Three-leg Antiferromagnetic Heisenberg Ladder with Frustrated Boundary Condition; Ground State Properties

TL;DR

This study investigates the ground state properties of a three-leg antiferromagnetic Heisenberg ladder with frustrated boundary conditions, revealing a gapped, dimerized ground state and extending findings to ladders with more legs.

Contribution

It demonstrates that the three-leg ladder has a gapped, dimerized ground state and introduces an exactly solvable model with next-nearest neighbor coupling, supported by numerical DMRG results.

Findings

The system has an excitation gap of approximately 0.28J_1 in the strong coupling limit.

Ground states are dimerized and break translational symmetry.

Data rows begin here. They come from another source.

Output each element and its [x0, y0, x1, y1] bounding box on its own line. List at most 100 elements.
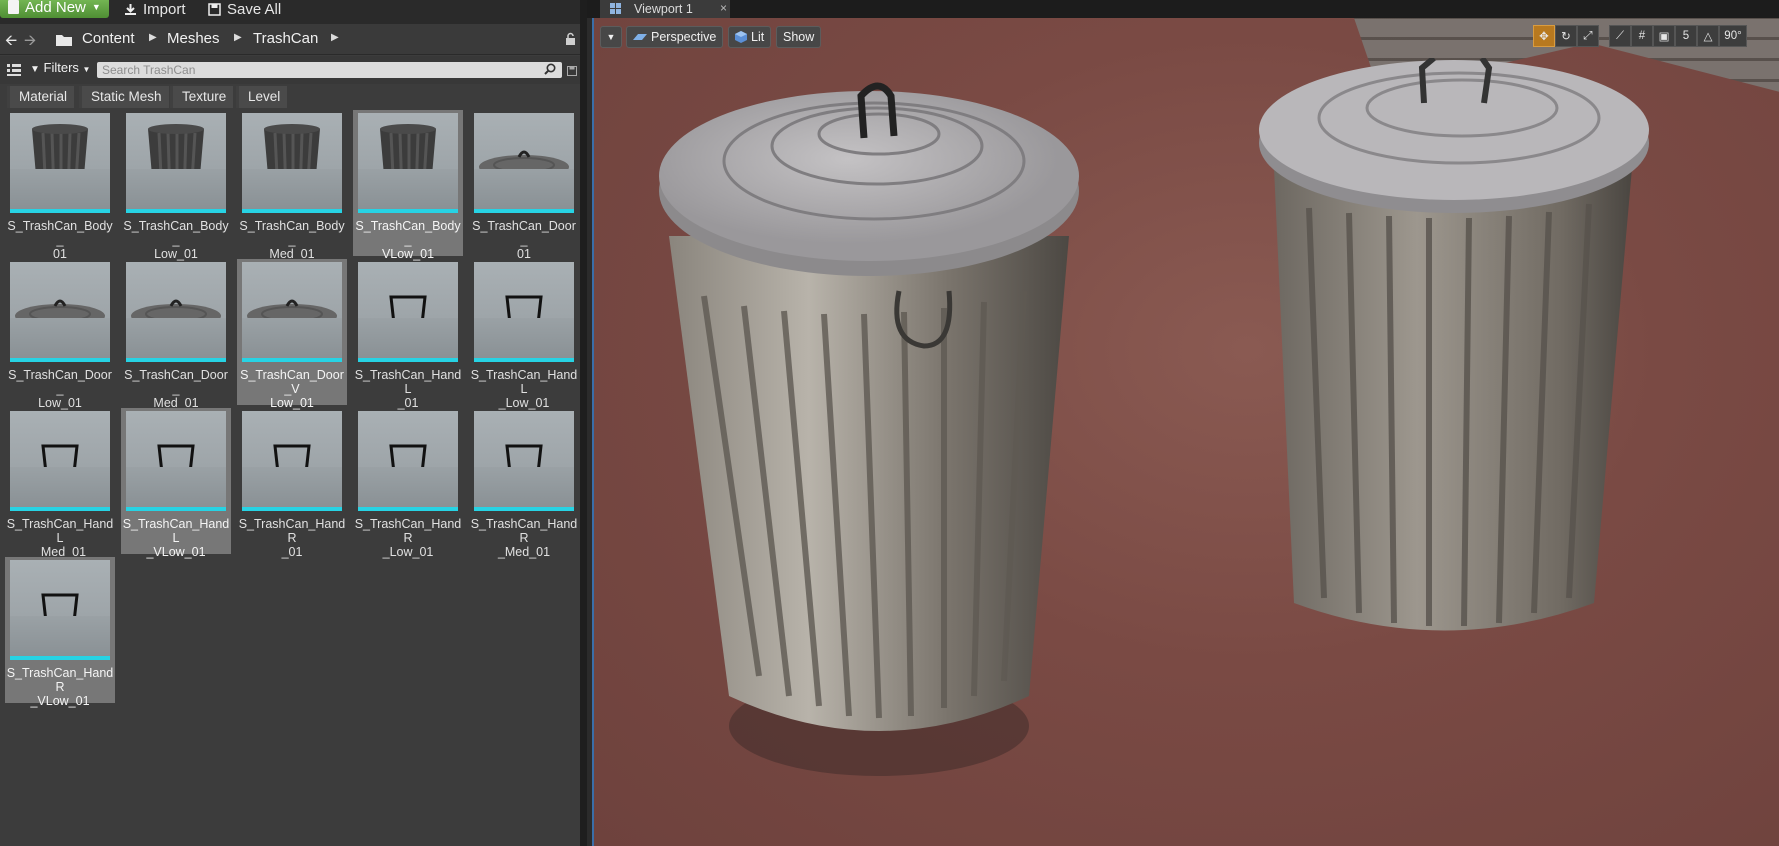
asset-type-bar — [10, 209, 110, 213]
filter-tag-material[interactable]: Material — [7, 86, 75, 108]
breadcrumb-content[interactable]: Content — [82, 30, 135, 47]
filter-tag-texture[interactable]: Texture — [170, 86, 234, 108]
asset-tile[interactable]: S_TrashCan_Door_ Low_01 — [5, 259, 115, 410]
add-new-button[interactable]: Add New ▼ — [0, 0, 109, 18]
coordinate-system-icon[interactable]: ▣ — [1653, 25, 1675, 47]
asset-thumbnail — [358, 262, 458, 362]
path-navigation-bar: 🡨 🡪 Content ▶ Meshes ▶ TrashCan ▶ — [0, 24, 587, 55]
asset-tile[interactable]: S_TrashCan_HandL _Med_01 — [5, 408, 115, 559]
asset-tile[interactable]: S_TrashCan_HandL _Low_01 — [469, 259, 579, 410]
surface-snapping-icon[interactable]: ⟋ — [1609, 25, 1631, 47]
asset-tile[interactable]: S_TrashCan_HandR _01 — [237, 408, 347, 559]
show-button[interactable]: Show — [776, 26, 822, 48]
asset-label-line: S_TrashCan_Door_ — [8, 368, 112, 396]
breadcrumb-separator-icon[interactable]: ▶ — [149, 32, 157, 43]
asset-tile[interactable]: S_TrashCan_Door_ Med_01 — [121, 259, 231, 410]
asset-label-line: S_TrashCan_Door_ — [124, 368, 228, 396]
perspective-button[interactable]: Perspective — [626, 26, 724, 48]
asset-label-line: S_TrashCan_Body_ — [355, 219, 461, 247]
asset-label-line: S_TrashCan_HandR — [6, 666, 114, 694]
asset-label: S_TrashCan_HandL _Low_01 — [469, 368, 579, 410]
trash-can-right — [1259, 58, 1649, 631]
asset-label-line: _VLow_01 — [146, 545, 206, 559]
asset-label-line: S_TrashCan_Door_V — [240, 368, 344, 396]
close-icon[interactable]: × — [720, 1, 727, 15]
filter-funnel-icon: ▼ — [30, 64, 40, 75]
lit-cube-icon — [735, 31, 747, 43]
asset-type-bar — [242, 358, 342, 362]
translate-tool-icon[interactable]: ✥ — [1533, 25, 1555, 47]
asset-type-bar — [126, 209, 226, 213]
asset-type-bar — [10, 656, 110, 660]
save-search-icon[interactable] — [567, 66, 577, 76]
filters-button[interactable]: ▼ Filters ▼ — [30, 60, 90, 75]
grid-snap-value[interactable]: 5 — [1675, 25, 1697, 47]
scale-tool-icon[interactable]: ⤢ — [1577, 25, 1599, 47]
asset-tile[interactable]: S_TrashCan_HandL _01 — [353, 259, 463, 410]
asset-type-bar — [242, 507, 342, 511]
asset-label: S_TrashCan_HandL _Med_01 — [5, 517, 115, 559]
asset-tile[interactable]: S_TrashCan_Body_ VLow_01 — [353, 110, 463, 261]
breadcrumb-separator-icon[interactable]: ▶ — [234, 32, 242, 43]
asset-thumbnail — [126, 262, 226, 362]
asset-thumbnail — [10, 262, 110, 362]
grid-snap-icon[interactable]: # — [1631, 25, 1653, 47]
asset-tile[interactable]: S_TrashCan_HandR _VLow_01 — [5, 557, 115, 708]
back-arrow-icon[interactable]: 🡨 — [5, 30, 17, 55]
asset-type-bar — [242, 209, 342, 213]
asset-label-line: S_TrashCan_HandR — [470, 517, 578, 545]
search-icon[interactable] — [544, 63, 556, 75]
breadcrumb-meshes[interactable]: Meshes — [167, 30, 220, 47]
lit-label: Lit — [751, 30, 765, 44]
breadcrumb-trashcan[interactable]: TrashCan — [253, 30, 318, 47]
save-all-button[interactable]: Save All — [208, 0, 281, 18]
asset-type-bar — [10, 507, 110, 511]
asset-label: S_TrashCan_HandL _VLow_01 — [121, 517, 231, 559]
filters-label: Filters — [43, 60, 79, 75]
asset-label: S_TrashCan_Body_ Med_01 — [237, 219, 347, 261]
viewport-icon — [610, 3, 621, 14]
asset-tile[interactable]: S_TrashCan_HandR _Med_01 — [469, 408, 579, 559]
save-icon — [208, 2, 221, 16]
lit-button[interactable]: Lit — [728, 26, 772, 48]
rotation-snap-value[interactable]: 90° — [1719, 25, 1747, 47]
viewport-tab-bar: Viewport 1 × — [587, 0, 1779, 18]
import-label: Import — [143, 0, 186, 18]
asset-tile[interactable]: S_TrashCan_Door_ 01 — [469, 110, 579, 261]
viewport-options-button[interactable]: ▼ — [600, 26, 622, 48]
new-document-icon — [8, 0, 19, 14]
rotate-tool-icon[interactable]: ↻ — [1555, 25, 1577, 47]
lock-icon[interactable] — [565, 32, 576, 45]
asset-tile[interactable]: S_TrashCan_Door_V Low_01 — [237, 259, 347, 410]
chevron-down-icon: ▼ — [606, 32, 616, 42]
asset-thumbnail — [10, 411, 110, 511]
forward-arrow-icon[interactable]: 🡪 — [24, 30, 36, 55]
asset-type-bar — [126, 507, 226, 511]
asset-tile[interactable]: S_TrashCan_Body_ Low_01 — [121, 110, 231, 261]
filter-tag-static-mesh[interactable]: Static Mesh — [79, 86, 169, 108]
panel-splitter[interactable] — [580, 0, 587, 846]
import-button[interactable]: Import — [124, 0, 186, 18]
asset-thumbnail — [474, 113, 574, 213]
perspective-label: Perspective — [651, 30, 717, 44]
tab-viewport-1[interactable]: Viewport 1 × — [600, 0, 730, 18]
filter-tag-level[interactable]: Level — [236, 86, 288, 108]
rotation-snap-icon[interactable]: △ — [1697, 25, 1719, 47]
asset-label-line: S_TrashCan_Body_ — [239, 219, 345, 247]
asset-type-bar — [474, 507, 574, 511]
asset-thumbnail — [126, 411, 226, 511]
asset-tile[interactable]: S_TrashCan_HandL _VLow_01 — [121, 408, 231, 559]
asset-thumbnail — [242, 262, 342, 362]
asset-tile[interactable]: S_TrashCan_Body_ Med_01 — [237, 110, 347, 261]
search-input[interactable]: Search TrashCan — [97, 62, 562, 78]
3d-viewport[interactable]: ▼ Perspective Lit Show ✥ ↻ ⤢ ⟋ # ▣ 5 △ 9… — [592, 18, 1779, 846]
sources-list-icon[interactable] — [7, 64, 21, 76]
chevron-down-icon: ▼ — [91, 2, 101, 12]
asset-tile[interactable]: S_TrashCan_Body_ 01 — [5, 110, 115, 261]
breadcrumb-separator-icon[interactable]: ▶ — [331, 32, 339, 43]
asset-thumbnail — [358, 113, 458, 213]
save-all-label: Save All — [227, 0, 282, 18]
asset-label-line: _Med_01 — [497, 545, 551, 559]
asset-tile[interactable]: S_TrashCan_HandR _Low_01 — [353, 408, 463, 559]
asset-label: S_TrashCan_Door_ Low_01 — [5, 368, 115, 410]
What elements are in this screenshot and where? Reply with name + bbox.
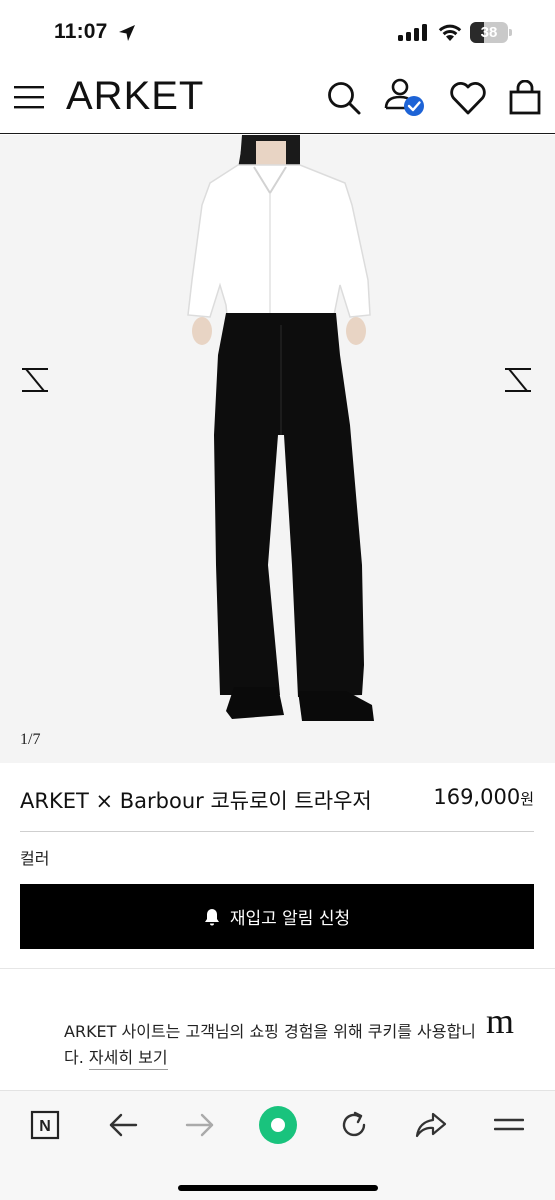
share-icon[interactable] xyxy=(413,1107,449,1143)
reload-icon[interactable] xyxy=(336,1107,372,1143)
cookie-notice: ARKET 사이트는 고객님의 쇼핑 경험을 위해 쿠키를 사용합니다. 자세히… xyxy=(0,988,555,1092)
arrow-left-icon[interactable] xyxy=(20,367,50,393)
section-divider xyxy=(0,968,555,969)
home-indicator xyxy=(178,1185,378,1191)
search-icon[interactable] xyxy=(326,80,362,116)
browser-toolbar: N xyxy=(0,1090,555,1200)
product-price: 169,000원 xyxy=(433,785,534,809)
product-info: ARKET × Barbour 코듀로이 트라우저 169,000원 xyxy=(20,782,534,832)
slide-counter: 1/7 xyxy=(20,731,41,748)
price-value: 169,000 xyxy=(433,785,521,809)
naver-icon[interactable]: N xyxy=(27,1107,63,1143)
back-icon[interactable] xyxy=(105,1107,141,1143)
price-currency: 원 xyxy=(520,790,534,808)
product-photo xyxy=(0,135,555,763)
status-time: 11:07 xyxy=(54,20,108,43)
restock-button-label: 재입고 알림 신청 xyxy=(229,909,351,929)
naver-square-icon: N xyxy=(30,1110,60,1140)
naver-label: N xyxy=(39,1118,51,1135)
brand-logo[interactable]: ARKET xyxy=(66,74,204,119)
more-icon[interactable] xyxy=(491,1107,527,1143)
account-icon[interactable] xyxy=(382,78,428,120)
shopping-bag-icon[interactable] xyxy=(508,80,542,116)
status-bar: 11:07 38 xyxy=(0,0,555,62)
verified-badge-icon xyxy=(404,96,424,116)
cellular-signal-icon xyxy=(398,24,427,41)
wifi-icon xyxy=(438,24,462,41)
product-name: ARKET × Barbour 코듀로이 트라우저 xyxy=(20,789,372,813)
battery-level: 38 xyxy=(480,24,498,41)
product-image-carousel[interactable]: 1/7 xyxy=(0,135,555,763)
location-arrow-icon xyxy=(119,25,135,41)
color-label: 컬러 xyxy=(20,849,50,868)
restock-notify-button[interactable]: 재입고 알림 신청 xyxy=(20,884,534,949)
home-icon[interactable] xyxy=(258,1105,298,1145)
floating-logo-icon[interactable]: m xyxy=(486,1000,514,1042)
bell-icon xyxy=(204,908,219,925)
site-header: ARKET xyxy=(0,62,555,134)
wishlist-heart-icon[interactable] xyxy=(449,80,487,116)
forward-icon[interactable] xyxy=(182,1107,218,1143)
menu-icon[interactable] xyxy=(14,84,44,110)
cookie-message: ARKET 사이트는 고객님의 쇼핑 경험을 위해 쿠키를 사용합니다. 자세히… xyxy=(64,1019,484,1071)
arrow-right-icon[interactable] xyxy=(503,367,533,393)
battery-cap xyxy=(509,29,512,36)
battery-indicator: 38 xyxy=(470,22,512,43)
cookie-details-link[interactable]: 자세히 보기 xyxy=(88,1048,168,1070)
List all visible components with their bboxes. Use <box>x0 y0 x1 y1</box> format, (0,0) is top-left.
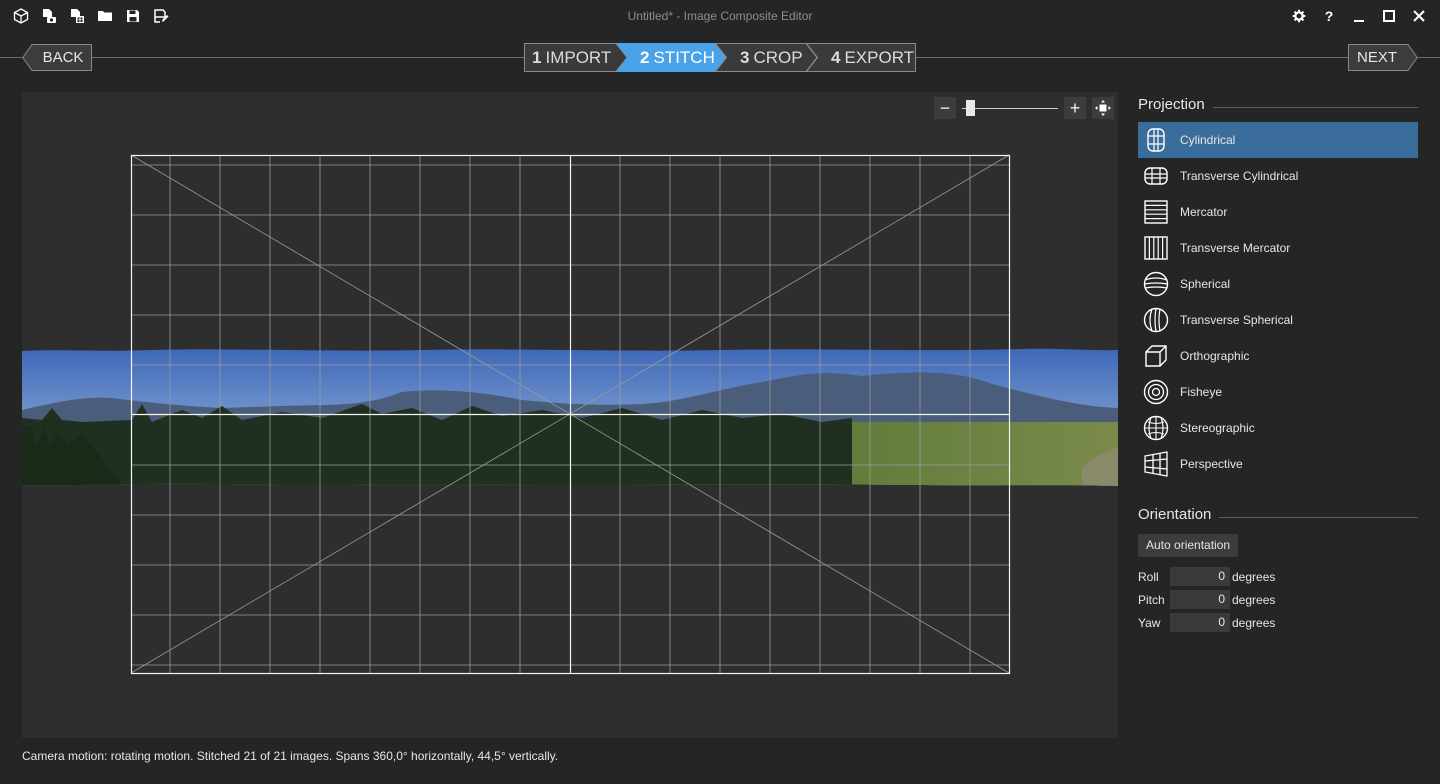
spherical-icon <box>1141 269 1171 299</box>
step-import[interactable]: 1 IMPORT <box>524 43 628 72</box>
section-divider <box>1212 106 1418 108</box>
wizard-navigation: BACK 1 IMPORT 2 STITCH 3 CROP 4 EXPORT NEXT <box>0 40 1440 76</box>
projection-item-label: Transverse Mercator <box>1180 241 1291 255</box>
zoom-in-button[interactable]: + <box>1064 97 1086 119</box>
roll-label: Roll <box>1138 569 1159 584</box>
projection-section-title: Projection <box>1138 92 1418 116</box>
projection-grid <box>130 154 1011 675</box>
pitch-input[interactable]: 0 <box>1170 590 1230 609</box>
orthographic-icon <box>1141 341 1171 371</box>
back-label: BACK <box>42 49 84 66</box>
projection-item-stereographic[interactable]: Stereographic <box>1138 410 1418 446</box>
section-divider <box>1219 516 1418 518</box>
zoom-controls: − + <box>934 97 1114 119</box>
projection-list: Cylindrical Transverse Cylindrical Mercato… <box>1138 122 1418 482</box>
zoom-out-button[interactable]: − <box>934 97 956 119</box>
wizard-steps: 1 IMPORT 2 STITCH 3 CROP 4 EXPORT <box>524 43 916 72</box>
wizard-line-left <box>92 57 524 58</box>
fit-to-window-icon[interactable] <box>1092 97 1114 119</box>
fisheye-icon <box>1141 377 1171 407</box>
projection-item-label: Fisheye <box>1180 385 1223 399</box>
help-icon[interactable]: ? <box>1320 6 1338 26</box>
step-crop-label: CROP <box>753 47 803 67</box>
window-controls: ? <box>1290 6 1428 26</box>
yaw-label: Yaw <box>1138 615 1161 630</box>
panorama-canvas[interactable]: − + <box>22 92 1118 738</box>
orientation-section: Orientation Auto orientation Roll 0 degree… <box>1138 502 1418 634</box>
projection-item-transverse-spherical[interactable]: Transverse Spherical <box>1138 302 1418 338</box>
zoom-slider-thumb[interactable] <box>966 100 975 116</box>
step-export-label: EXPORT <box>844 47 915 67</box>
projection-item-label: Spherical <box>1180 277 1231 291</box>
transverse-mercator-icon <box>1141 233 1171 263</box>
projection-item-label: Perspective <box>1180 457 1243 471</box>
next-button[interactable]: NEXT <box>1348 44 1418 71</box>
settings-panel: Projection Cylindrical Transverse Cylindr… <box>1138 92 1418 634</box>
pitch-label: Pitch <box>1138 592 1165 607</box>
orientation-section-title: Orientation <box>1138 502 1418 526</box>
step-stitch[interactable]: 2 STITCH <box>616 43 727 72</box>
step-export[interactable]: 4 EXPORT <box>806 43 916 72</box>
projection-title: Projection <box>1138 95 1205 113</box>
transverse-cylindrical-icon <box>1141 161 1171 191</box>
projection-item-transverse-mercator[interactable]: Transverse Mercator <box>1138 230 1418 266</box>
step-import-number: 1 <box>532 47 542 67</box>
projection-item-label: Transverse Cylindrical <box>1180 169 1299 183</box>
step-export-number: 4 <box>831 47 841 67</box>
yaw-input[interactable]: 0 <box>1170 613 1230 632</box>
perspective-icon <box>1141 449 1171 479</box>
status-bar: Camera motion: rotating motion. Stitched… <box>22 749 559 763</box>
mercator-icon <box>1141 197 1171 227</box>
yaw-unit: degrees <box>1232 615 1276 630</box>
projection-item-label: Orthographic <box>1180 349 1250 363</box>
pitch-unit: degrees <box>1232 592 1276 607</box>
projection-item-label: Stereographic <box>1180 421 1255 435</box>
pitch-field-row: Pitch 0 degrees <box>1138 588 1418 611</box>
orientation-title: Orientation <box>1138 505 1212 523</box>
step-crop[interactable]: 3 CROP <box>715 43 818 72</box>
stereographic-icon <box>1141 413 1171 443</box>
projection-item-transverse-cylindrical[interactable]: Transverse Cylindrical <box>1138 158 1418 194</box>
minimize-icon[interactable] <box>1350 6 1368 26</box>
title-bar: Untitled* - Image Composite Editor ? <box>0 0 1440 34</box>
close-icon[interactable] <box>1410 6 1428 26</box>
projection-item-label: Transverse Spherical <box>1180 313 1293 327</box>
maximize-icon[interactable] <box>1380 6 1398 26</box>
projection-item-perspective[interactable]: Perspective <box>1138 446 1418 482</box>
zoom-slider[interactable] <box>962 98 1058 118</box>
window-title: Untitled* - Image Composite Editor <box>627 9 813 23</box>
roll-unit: degrees <box>1232 569 1276 584</box>
yaw-field-row: Yaw 0 degrees <box>1138 611 1418 634</box>
step-stitch-label: STITCH <box>653 47 715 67</box>
step-stitch-number: 2 <box>640 47 650 67</box>
projection-item-label: Cylindrical <box>1180 133 1236 147</box>
step-import-label: IMPORT <box>545 47 612 67</box>
orientation-fields: Roll 0 degrees Pitch 0 degrees Yaw 0 degrees <box>1138 565 1418 634</box>
step-crop-number: 3 <box>740 47 750 67</box>
back-button[interactable]: BACK <box>22 44 92 71</box>
wizard-line-right <box>916 57 1348 58</box>
projection-item-spherical[interactable]: Spherical <box>1138 266 1418 302</box>
projection-item-cylindrical[interactable]: Cylindrical <box>1138 122 1418 158</box>
auto-orientation-button[interactable]: Auto orientation <box>1138 534 1239 557</box>
next-label: NEXT <box>1356 49 1397 66</box>
projection-item-orthographic[interactable]: Orthographic <box>1138 338 1418 374</box>
projection-item-label: Mercator <box>1180 205 1228 219</box>
roll-field-row: Roll 0 degrees <box>1138 565 1418 588</box>
gear-icon[interactable] <box>1290 6 1308 26</box>
zoom-slider-track <box>962 108 1058 109</box>
projection-item-fisheye[interactable]: Fisheye <box>1138 374 1418 410</box>
projection-item-mercator[interactable]: Mercator <box>1138 194 1418 230</box>
cylindrical-icon <box>1141 125 1171 155</box>
roll-input[interactable]: 0 <box>1170 567 1230 586</box>
transverse-spherical-icon <box>1141 305 1171 335</box>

The model with next-nearest neighbor coupling is exactly solvable and shares properties with the original model.

Abstract

The antiferromagnetic Heisenberg spin systems on the three-leg ladder are investigated. Periodic boundary condition is imposed in the rung direction. The system has an excitation gap for all antiferromagnetic inter-chain coupling ($J_{\perp}>0$). The estimated gap for the strong coupling limit ($J_{\perp}/J_1 \to \infty$) is 0.28$J_1$. Although the interaction is homogeneous and only nearest-neighbor, the ground states of the system are dimerized and break the translational symmetry in the thermodynamic limit. Introducing the next-nearest neighbor coupling ($J_2$), we can see that the system is solved exactly. The ground state wave function is completely dimer-ordered. Using density matrix renomalization group algorithm, we show numerically that the original model ($J_2=0$) has the same nature with the exactly solvable model. The ground state properties of the ladder with a higher odd number of legs are also discussed.